Les arrêts de la cour du travail

Arrêt du 15 novembre 2010

Dans cet arrêt, la cour fait essentiellement état d’un problème de procédure, l’appel ayant été interjeté par l’auteur de l’agression contre la Communauté française uniquement. Or, la victime a conclu et la cour du travail rappelle que, dans la mesure où elle ne fait l’objet d’aucune demande dans le chef de l’appelant, elle ne pouvait se considérer comme intimée (la cour renvoyant à l’arrêt de Cassation du 1er juin 2001, R.W. 2001-2002, p. 379). La cour consacre encore quelques développements de droit judiciaire sur la notion d’appel incident et ordonne la réouverture des débats aux fins de régulariser la procédure.

Arrêt du 2 avril 2012

Cet arrêt ne statue pas sur la recevabilité et le fondement de la requête d’appel de la victime, mais uniquement sur la recevabilité et le fondement de la demande en intervention forcée et garantie de la Communauté française à l’encontre de l’auteur de l’agression. La cour va essentiellement s’attacher à la compétence ratione materiae pour connaître de l’action subrogatoire de la Communauté française et elle reprend de longs développements en droit sur la compétence matérielle des tribunaux.
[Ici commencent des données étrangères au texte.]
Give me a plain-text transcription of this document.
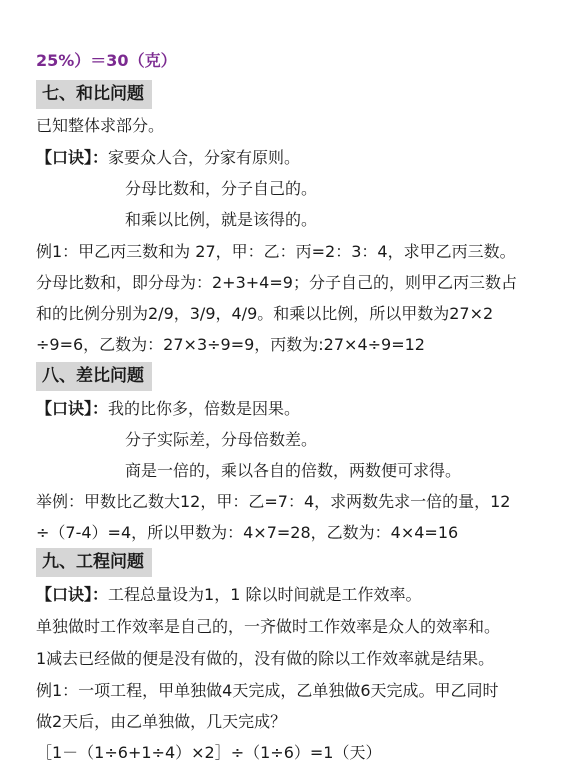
25%）＝30（克）
七、和比问题
已知整体求部分。
【口诀】：家要众人合，分家有原则。
分母比数和，分子自己的。
和乘以比例，就是该得的。
例1：甲乙丙三数和为 27，甲：乙：丙=2：3：4，求甲乙丙三数。
分母比数和，即分母为：2+3+4=9；分子自己的，则甲乙丙三数占
和的比例分别为2/9，3/9，4/9。和乘以比例，所以甲数为27×2
÷9=6，乙数为：27×3÷9=9，丙数为:27×4÷9=12
八、差比问题
【口诀】：我的比你多，倍数是因果。
分子实际差，分母倍数差。
商是一倍的，乘以各自的倍数，两数便可求得。
举例：甲数比乙数大12，甲：乙=7：4，求两数先求一倍的量，12
÷（7-4）=4，所以甲数为：4×7=28，乙数为：4×4=16
九、工程问题
【口诀】：工程总量设为1，1 除以时间就是工作效率。
单独做时工作效率是自己的，一齐做时工作效率是众人的效率和。
1减去已经做的便是没有做的，没有做的除以工作效率就是结果。
例1：一项工程，甲单独做4天完成，乙单独做6天完成。甲乙同时
做2天后，由乙单独做，几天完成？
［1－（1÷6+1÷4）×2］÷（1÷6）=1（天）
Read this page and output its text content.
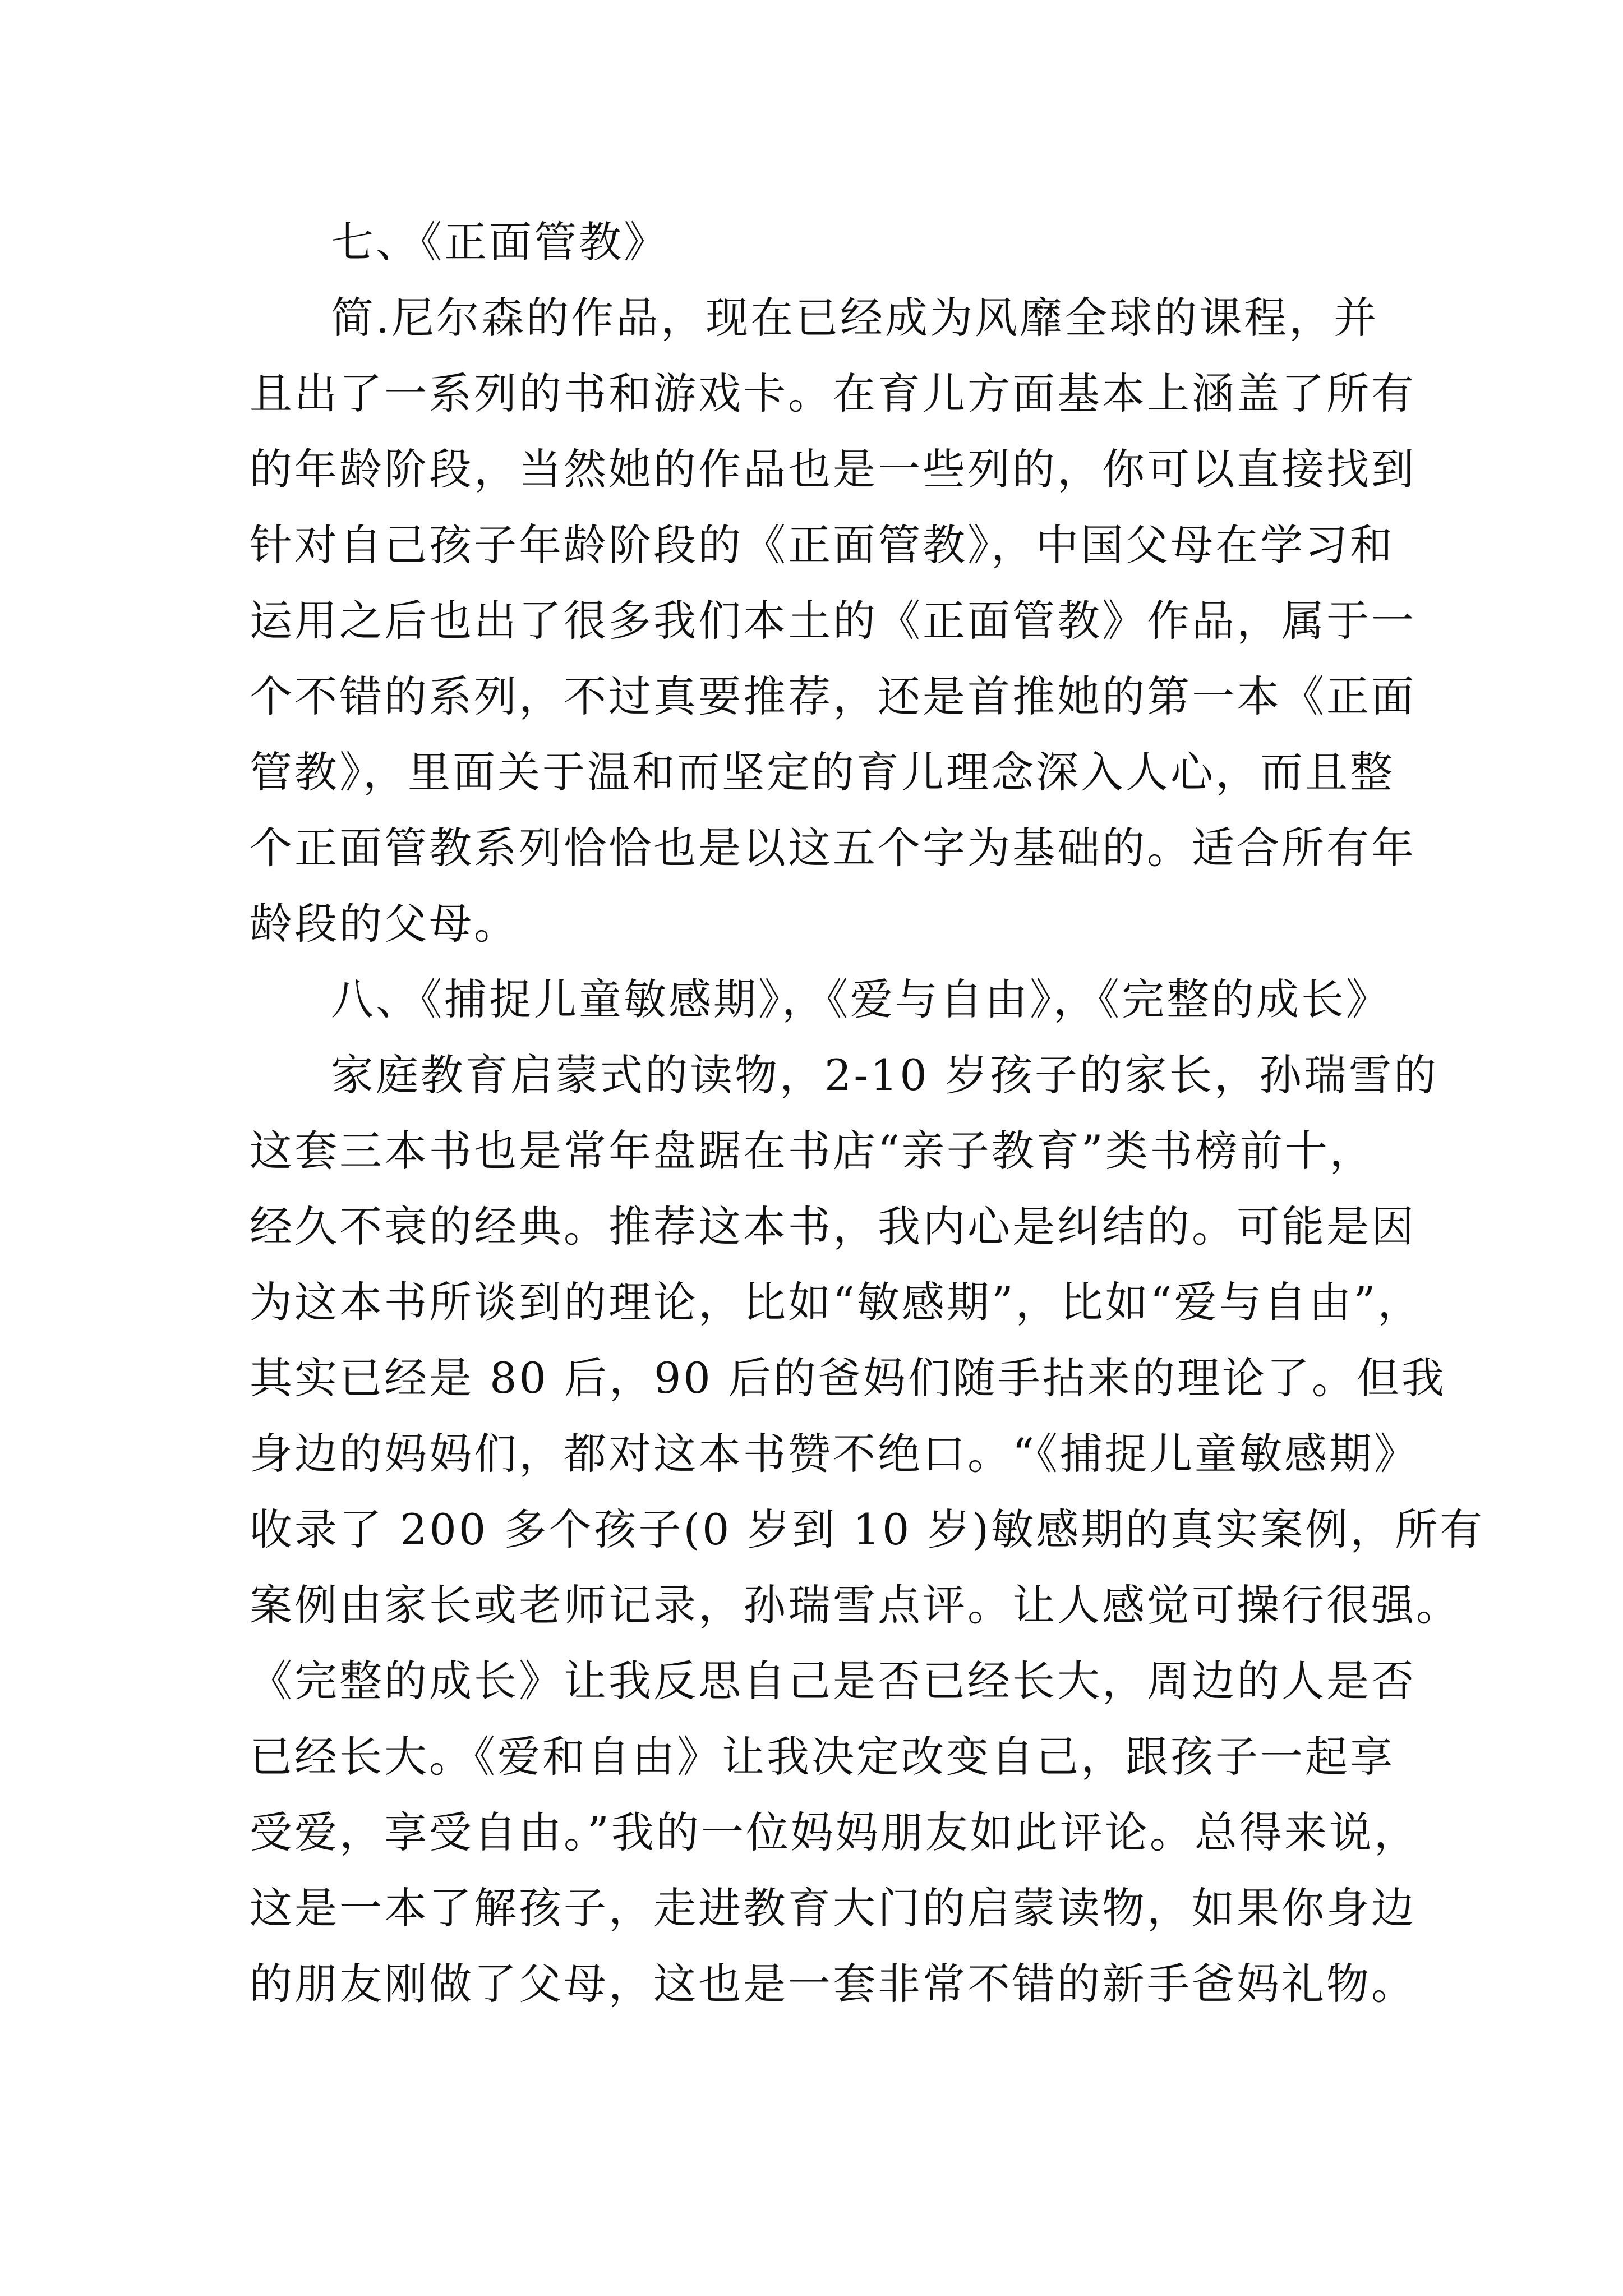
七、《正面管教》
简.尼尔森的作品，现在已经成为风靡全球的课程，并
且出了一系列的书和游戏卡。在育儿方面基本上涵盖了所有
的年龄阶段，当然她的作品也是一些列的，你可以直接找到
针对自己孩子年龄阶段的《正面管教》，中国父母在学习和
运用之后也出了很多我们本土的《正面管教》作品，属于一
个不错的系列，不过真要推荐，还是首推她的第一本《正面
管教》，里面关于温和而坚定的育儿理念深入人心，而且整
个正面管教系列恰恰也是以这五个字为基础的。适合所有年
龄段的父母。
八、《捕捉儿童敏感期》，《爱与自由》，《完整的成长》
家庭教育启蒙式的读物，2-10 岁孩子的家长，孙瑞雪的
这套三本书也是常年盘踞在书店“亲子教育”类书榜前十，
经久不衰的经典。推荐这本书，我内心是纠结的。可能是因
为这本书所谈到的理论，比如“敏感期”，比如“爱与自由”，
其实已经是 80 后，90 后的爸妈们随手拈来的理论了。但我
身边的妈妈们，都对这本书赞不绝口。“《捕捉儿童敏感期》
收录了 200 多个孩子(0 岁到 10 岁)敏感期的真实案例，所有
案例由家长或老师记录，孙瑞雪点评。让人感觉可操行很强。
《完整的成长》让我反思自己是否已经长大，周边的人是否
已经长大。《爱和自由》让我决定改变自己，跟孩子一起享
受爱，享受自由。”我的一位妈妈朋友如此评论。总得来说，
这是一本了解孩子，走进教育大门的启蒙读物，如果你身边
的朋友刚做了父母，这也是一套非常不错的新手爸妈礼物。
Elle rappelle l’évolution récente de la jurisprudence de la Cour de cassation, selon laquelle il faut se fonder sur l’objet factuel de la demande et non sur la conception juridique de cet objet (la cour renvoyant notamment à Cass., 23 octobre 2006, Rev. rég. dr., 2006, p. 229, note R. CAPART, « La Cour de cassation consacre la conception factuelle de l’objet de la demande en justice »), qui impose au juge d’examiner l’objet réel de la demande et non son habillage juridique. Elle constate que le recours de la Communauté française, présenté par celle-ci comme étant l’exercice d’un droit propre fondé sur les articles 1382 et suivants du Code civil, est distinct de l’action subrogatoire consacrée par l’article 14, § 3 de la loi du 3 juillet 1967, au profit de l’employeur public.

En l’espèce, la Communauté française sollicite la condamnation de l’auteur de l’agression sur pied de l’article 1382 du Code civil, ce qu’a admis le premier juge, considérant que l’article 1382 du Code civil autorise un recours direct contre l’auteur des faits. Pour la cour du travail, dans la mesure où la Communauté française ne s’est pas limitée à introduire une demande en intervention et garantie sous forme de déclaration de jugement commun, mais se fonde sur l’existence d’un droit propre, il y a un problème de compétence ratione materiae. La demande est en effet étrangère à la compétence exclusive reconnue aux juridictions du travail par l’article 579, 1° du Code judiciaire, qui vise les demandes relatives à la réparation des dommages résultant des accidents du travail.

La cour relève encore que le problème se serait également posé si la Communauté française s’était appuyée sur l’article 14, § 3 de la loi du 3 juillet 1967 relatif à la subrogation légale de l’employeur public dans les droits de la victime à l’encontre du tiers responsable. Pour la cour, une telle action ne relève pas davantage de la compétence des juridictions du travail.

Elle décide dès lors, après avoir constaté son incompétence matérielle, de renvoyer cet aspect de la cause à la Cour d’appel.

Intérêt de la décision

Cette affaire complexe, qui a déjà fait l’objet de deux arrêts de la cour, se poursuit en ce qui concerne l’appel de l’enseignante contre la Communauté française.

La cour a cependant déjà tranché la question du recours contre l’auteur de l’accident du travail. Dans la mesure où la Communauté française introduit un recours contre ce dernier, la cour juge dans cet arrêt que celui-ci n’est pas de sa compétence, que le recours soit fondé sur l’article 1382 du Code civil ou 14, § 3 de la loi du 3 juillet 1967. Sur ce second fondement, l’on peut cependant s’interroger, dans la mesure où l’action subrogatoire de l’employeur public dans les droits de la victime à l’encontre des tiers figure dans le texte même de la loi du 3 juillet 1967 et que ce recours fait partie du mécanisme général de réparation de l’accident du travail. La cour adopte ici une position restrictive de l’interprétation de l’article 579, 1° du code judiciaire.